Intense! Harrowing! Thought-provoking! Grimly realistic! Profound! Dull!The trouble with the review, fine though it was, is this: I actually saw the film, and the film that I actually saw was quite good, actually. Reality has quite a rude way of refuting your expectations like that. That's why it's so much more convenient to write reviews of a thing before seeing it, and why all sorts of critics so often use the simple expedient of lying about something instead of telling the truth. It allows their reviews to be so much more entertaining. Also, it often helps them cover up if they haven't actually experienced the thing they were supposed to experience.

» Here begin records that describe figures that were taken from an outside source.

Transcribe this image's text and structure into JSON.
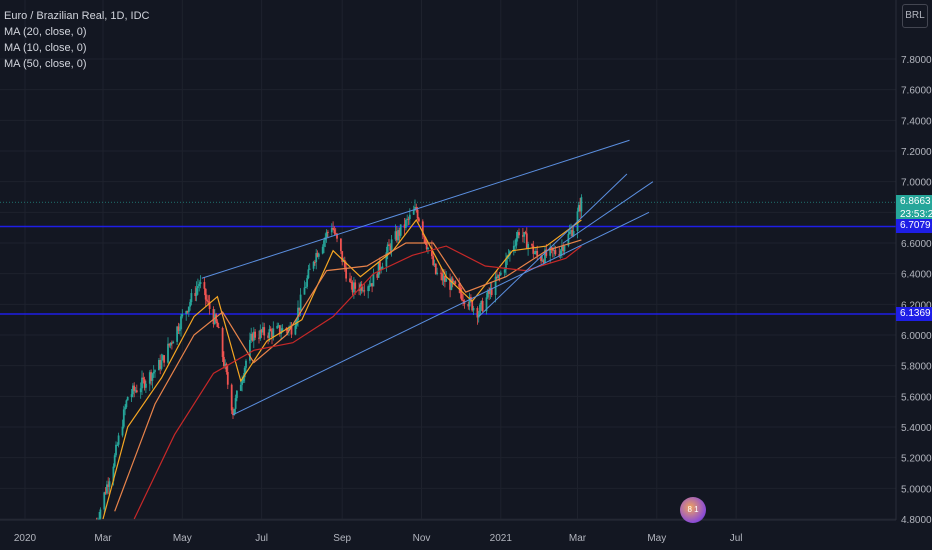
{
  "legend": {
    "title": "Euro / Brazilian Real, 1D, IDC",
    "ma20": "MA (20, close, 0)",
    "ma10": "MA (10, close, 0)",
    "ma50": "MA (50, close, 0)"
  },
  "currency_button": "BRL",
  "price_tags": {
    "last": "6.8663",
    "countdown": "23:53:23",
    "line1": "6.7079",
    "line2": "6.1369"
  },
  "logo_text": "8 1",
  "colors": {
    "background": "#131722",
    "up": "#26a69a",
    "down": "#ef5350",
    "ma_orange": "#f5a623",
    "ma_red": "#c62828",
    "trendline": "#5b8fe0",
    "hline": "#1e1ee6",
    "last_price": "#26a69a"
  },
  "chart_data": {
    "type": "candlestick",
    "yaxis_ticks": [
      "7.8000",
      "7.6000",
      "7.4000",
      "7.2000",
      "7.0000",
      "6.8000",
      "6.6000",
      "6.4000",
      "6.2000",
      "6.0000",
      "5.8000",
      "5.6000",
      "5.4000",
      "5.2000",
      "5.0000",
      "4.8000"
    ],
    "xaxis_ticks": [
      "2020",
      "Mar",
      "May",
      "Jul",
      "Sep",
      "Nov",
      "2021",
      "Mar",
      "May",
      "Jul"
    ],
    "ylim": [
      4.8,
      7.9
    ],
    "horizontal_lines": [
      6.7079,
      6.1369
    ],
    "last_price": 6.8663,
    "close_path": [
      {
        "date": "2020-02-25",
        "value": 4.78
      },
      {
        "date": "2020-03-10",
        "value": 5.2
      },
      {
        "date": "2020-03-20",
        "value": 5.6
      },
      {
        "date": "2020-03-31",
        "value": 5.68
      },
      {
        "date": "2020-04-15",
        "value": 5.82
      },
      {
        "date": "2020-04-30",
        "value": 6.1
      },
      {
        "date": "2020-05-14",
        "value": 6.34
      },
      {
        "date": "2020-05-28",
        "value": 6.05
      },
      {
        "date": "2020-06-09",
        "value": 5.5
      },
      {
        "date": "2020-06-24",
        "value": 6.0
      },
      {
        "date": "2020-07-10",
        "value": 6.02
      },
      {
        "date": "2020-07-25",
        "value": 6.05
      },
      {
        "date": "2020-08-10",
        "value": 6.5
      },
      {
        "date": "2020-08-24",
        "value": 6.72
      },
      {
        "date": "2020-09-08",
        "value": 6.3
      },
      {
        "date": "2020-09-24",
        "value": 6.35
      },
      {
        "date": "2020-10-09",
        "value": 6.6
      },
      {
        "date": "2020-10-28",
        "value": 6.82
      },
      {
        "date": "2020-11-12",
        "value": 6.4
      },
      {
        "date": "2020-11-28",
        "value": 6.3
      },
      {
        "date": "2020-12-15",
        "value": 6.15
      },
      {
        "date": "2021-01-01",
        "value": 6.4
      },
      {
        "date": "2021-01-15",
        "value": 6.68
      },
      {
        "date": "2021-01-30",
        "value": 6.5
      },
      {
        "date": "2021-02-15",
        "value": 6.55
      },
      {
        "date": "2021-02-26",
        "value": 6.7
      },
      {
        "date": "2021-03-04",
        "value": 6.87
      }
    ],
    "ma_series": [
      {
        "legend": "MA (10, close, 0)",
        "color": "#f5a623",
        "values": [
          {
            "date": "2020-03-01",
            "value": 4.8
          },
          {
            "date": "2020-03-20",
            "value": 5.4
          },
          {
            "date": "2020-04-15",
            "value": 5.72
          },
          {
            "date": "2020-05-10",
            "value": 6.12
          },
          {
            "date": "2020-05-28",
            "value": 6.25
          },
          {
            "date": "2020-06-15",
            "value": 5.7
          },
          {
            "date": "2020-07-05",
            "value": 5.96
          },
          {
            "date": "2020-08-01",
            "value": 6.1
          },
          {
            "date": "2020-08-25",
            "value": 6.55
          },
          {
            "date": "2020-09-15",
            "value": 6.38
          },
          {
            "date": "2020-10-10",
            "value": 6.55
          },
          {
            "date": "2020-10-28",
            "value": 6.75
          },
          {
            "date": "2020-11-20",
            "value": 6.38
          },
          {
            "date": "2020-12-10",
            "value": 6.22
          },
          {
            "date": "2021-01-10",
            "value": 6.55
          },
          {
            "date": "2021-02-05",
            "value": 6.58
          },
          {
            "date": "2021-03-04",
            "value": 6.75
          }
        ]
      },
      {
        "legend": "MA (20, close, 0)",
        "color": "#e8834a",
        "values": [
          {
            "date": "2020-03-10",
            "value": 4.85
          },
          {
            "date": "2020-04-10",
            "value": 5.55
          },
          {
            "date": "2020-05-10",
            "value": 6.0
          },
          {
            "date": "2020-06-01",
            "value": 6.15
          },
          {
            "date": "2020-06-25",
            "value": 5.82
          },
          {
            "date": "2020-07-20",
            "value": 6.0
          },
          {
            "date": "2020-08-20",
            "value": 6.42
          },
          {
            "date": "2020-09-20",
            "value": 6.45
          },
          {
            "date": "2020-10-20",
            "value": 6.6
          },
          {
            "date": "2020-11-10",
            "value": 6.6
          },
          {
            "date": "2020-12-05",
            "value": 6.28
          },
          {
            "date": "2021-01-05",
            "value": 6.38
          },
          {
            "date": "2021-02-05",
            "value": 6.55
          },
          {
            "date": "2021-03-04",
            "value": 6.62
          }
        ]
      },
      {
        "legend": "MA (50, close, 0)",
        "color": "#c62828",
        "values": [
          {
            "date": "2020-03-25",
            "value": 4.8
          },
          {
            "date": "2020-04-25",
            "value": 5.35
          },
          {
            "date": "2020-05-25",
            "value": 5.75
          },
          {
            "date": "2020-06-25",
            "value": 5.9
          },
          {
            "date": "2020-07-25",
            "value": 5.95
          },
          {
            "date": "2020-08-25",
            "value": 6.12
          },
          {
            "date": "2020-09-25",
            "value": 6.4
          },
          {
            "date": "2020-10-25",
            "value": 6.52
          },
          {
            "date": "2020-11-20",
            "value": 6.58
          },
          {
            "date": "2020-12-20",
            "value": 6.45
          },
          {
            "date": "2021-01-20",
            "value": 6.42
          },
          {
            "date": "2021-02-20",
            "value": 6.5
          },
          {
            "date": "2021-03-04",
            "value": 6.58
          }
        ]
      }
    ],
    "trendlines": [
      {
        "from": {
          "date": "2020-05-16",
          "value": 6.37
        },
        "to": {
          "date": "2021-04-10",
          "value": 7.27
        }
      },
      {
        "from": {
          "date": "2020-06-09",
          "value": 5.48
        },
        "to": {
          "date": "2021-04-25",
          "value": 6.8
        }
      },
      {
        "from": {
          "date": "2020-12-15",
          "value": 6.12
        },
        "to": {
          "date": "2021-04-08",
          "value": 7.05
        }
      },
      {
        "from": {
          "date": "2021-02-18",
          "value": 6.6
        },
        "to": {
          "date": "2021-04-28",
          "value": 7.0
        }
      }
    ]
  }
}
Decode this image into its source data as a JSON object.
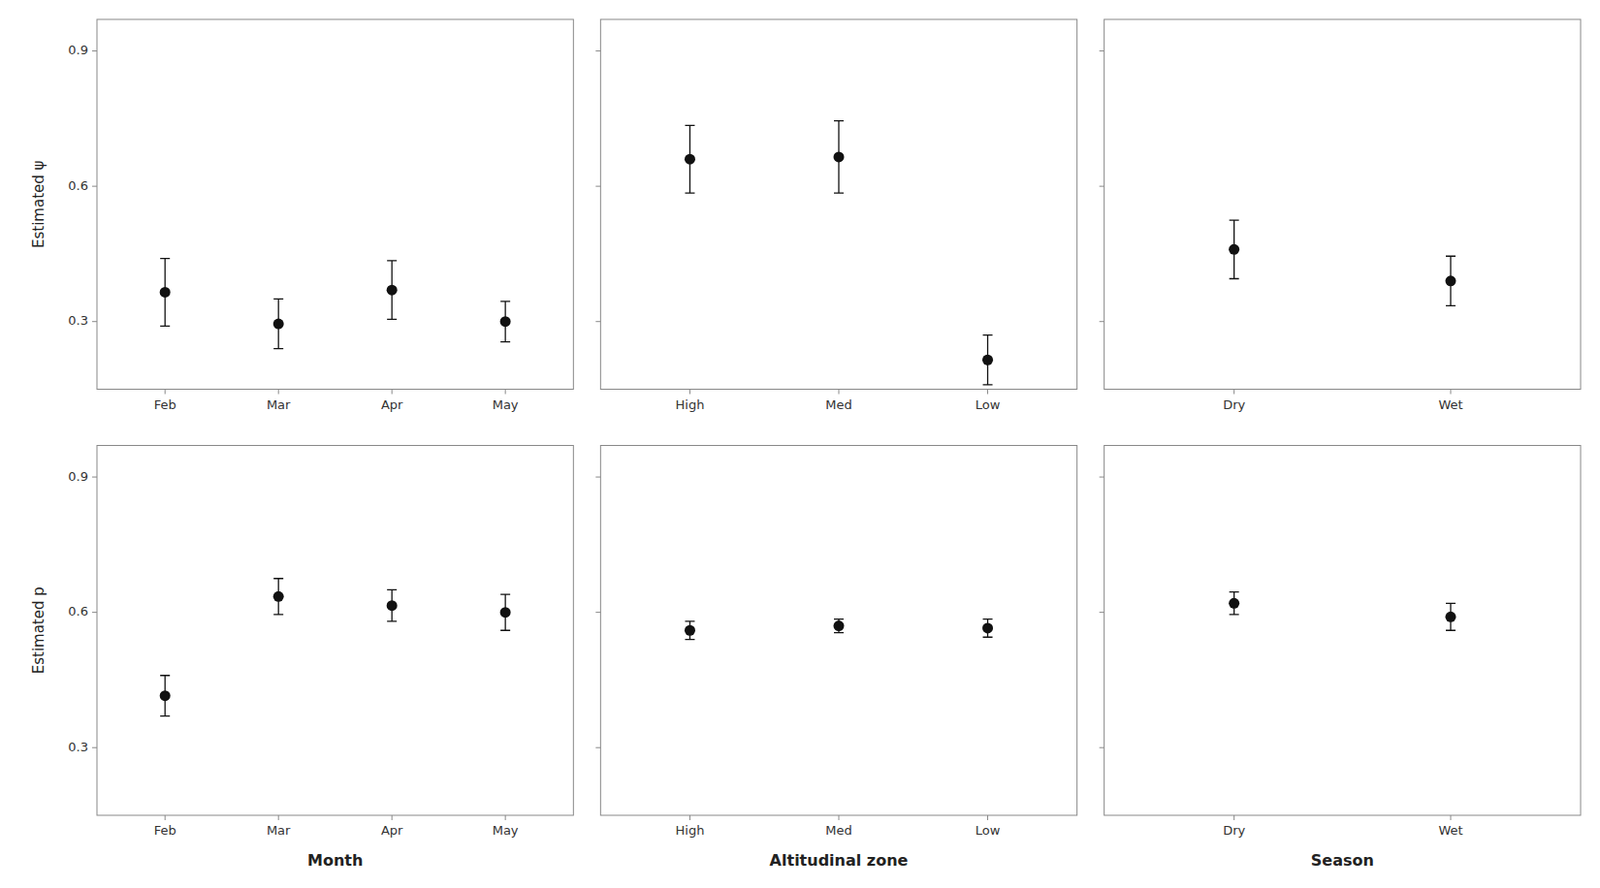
{
  "chart_data": [
    {
      "type": "errorbar",
      "categories": [
        "Feb",
        "Mar",
        "Apr",
        "May"
      ],
      "values": [
        0.365,
        0.295,
        0.37,
        0.3
      ],
      "errors": [
        0.075,
        0.055,
        0.065,
        0.045
      ],
      "ylabel": "Estimated ψ",
      "ylim": [
        0.15,
        0.97
      ],
      "yticks": [
        0.3,
        0.6,
        0.9
      ],
      "color": "#111111",
      "marker": "circle",
      "grid": false
    },
    {
      "type": "errorbar",
      "categories": [
        "High",
        "Med",
        "Low"
      ],
      "values": [
        0.66,
        0.665,
        0.215
      ],
      "errors": [
        0.075,
        0.08,
        0.055
      ],
      "ylim": [
        0.15,
        0.97
      ],
      "yticks": [
        0.3,
        0.6,
        0.9
      ],
      "color": "#111111",
      "marker": "circle",
      "grid": false,
      "tick_labels": "x"
    },
    {
      "type": "errorbar",
      "categories": [
        "Dry",
        "Wet"
      ],
      "values": [
        0.46,
        0.39
      ],
      "errors": [
        0.065,
        0.055
      ],
      "ylim": [
        0.15,
        0.97
      ],
      "yticks": [
        0.3,
        0.6,
        0.9
      ],
      "color": "#111111",
      "marker": "circle",
      "grid": false,
      "tick_labels": "x"
    },
    {
      "type": "errorbar",
      "categories": [
        "Feb",
        "Mar",
        "Apr",
        "May"
      ],
      "values": [
        0.415,
        0.635,
        0.615,
        0.6
      ],
      "errors": [
        0.045,
        0.04,
        0.035,
        0.04
      ],
      "ylabel": "Estimated p",
      "xlabel": "Month",
      "ylim": [
        0.15,
        0.97
      ],
      "yticks": [
        0.3,
        0.6,
        0.9
      ],
      "color": "#111111",
      "marker": "circle",
      "grid": false
    },
    {
      "type": "errorbar",
      "categories": [
        "High",
        "Med",
        "Low"
      ],
      "values": [
        0.56,
        0.57,
        0.565
      ],
      "errors": [
        0.02,
        0.015,
        0.02
      ],
      "xlabel": "Altitudinal zone",
      "ylim": [
        0.15,
        0.97
      ],
      "yticks": [
        0.3,
        0.6,
        0.9
      ],
      "color": "#111111",
      "marker": "circle",
      "grid": false,
      "tick_labels": "x"
    },
    {
      "type": "errorbar",
      "categories": [
        "Dry",
        "Wet"
      ],
      "values": [
        0.62,
        0.59
      ],
      "errors": [
        0.025,
        0.03
      ],
      "xlabel": "Season",
      "ylim": [
        0.15,
        0.97
      ],
      "yticks": [
        0.3,
        0.6,
        0.9
      ],
      "color": "#111111",
      "marker": "circle",
      "grid": false,
      "tick_labels": "x"
    }
  ]
}
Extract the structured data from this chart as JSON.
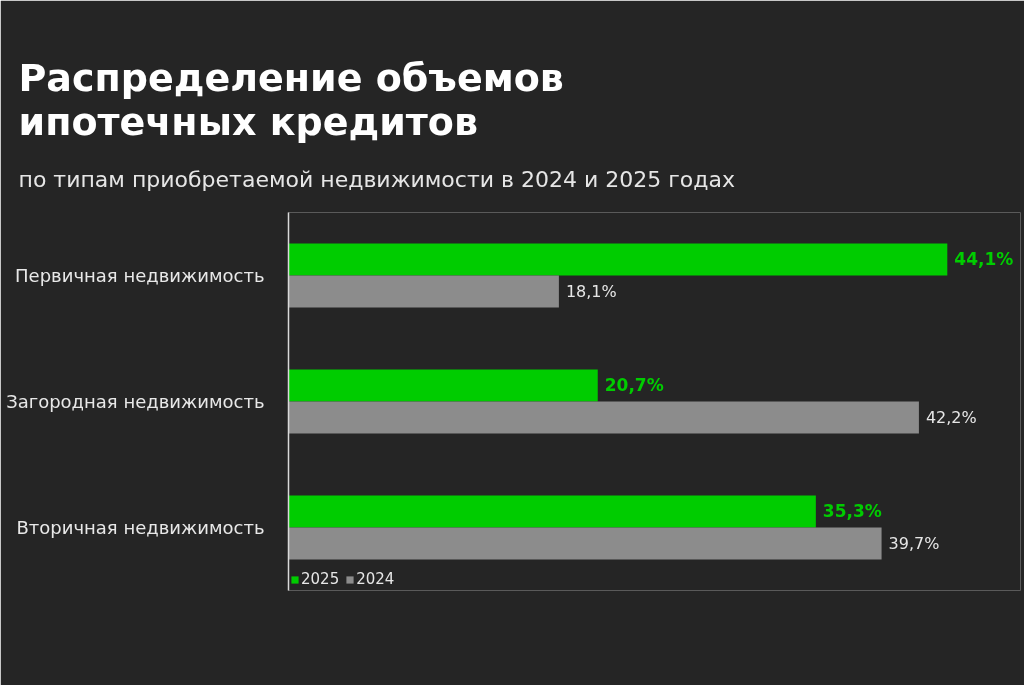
{
  "chart_data": {
    "type": "bar",
    "orientation": "horizontal",
    "title": "Распределение объемов ипотечных кредитов",
    "subtitle": "по типам приобретаемой недвижимости в 2024 и 2025 годах",
    "categories": [
      "Первичная недвижимость",
      "Загородная недвижимость",
      "Вторичная недвижимость"
    ],
    "series": [
      {
        "name": "2025",
        "color": "#00cc00",
        "values": [
          44.1,
          20.7,
          35.3
        ],
        "value_labels": [
          "44,1%",
          "20,7%",
          "35,3%"
        ]
      },
      {
        "name": "2024",
        "color": "#8c8c8c",
        "values": [
          18.1,
          42.2,
          39.7
        ],
        "value_labels": [
          "18,1%",
          "42,2%",
          "39,7%"
        ]
      }
    ],
    "xlim": [
      0,
      49
    ],
    "tick_labels": "y",
    "grid": false,
    "legend": "bottom left"
  }
}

All this reminds me, once when writing an essay at university about romantic music, I happened upon a neat quote in Hector Berlioz's Memoirs that I used to illustrate some fatuous point I was making about composers deliberately attempting to be popular. Berlioz was saying something like 'let all works that are not approved by the masses be burnt!' Years later, I actually got around to reading Berlioz's Memoirs: and discovered that he was making exactly the opposite point to that which I had quoted him as making.
Perhaps I shouldn't be so bothered by this. After all, as Sydney Smith once said: "I never read a book before reviewing it. It prejudices a man so." Likewise, one should never watch a film, go to an art gallery, read a poem, or do anything, really, before offering one's decisive critical judgment on it. Spend your time eating a cake instead. Future generations will thank you for it.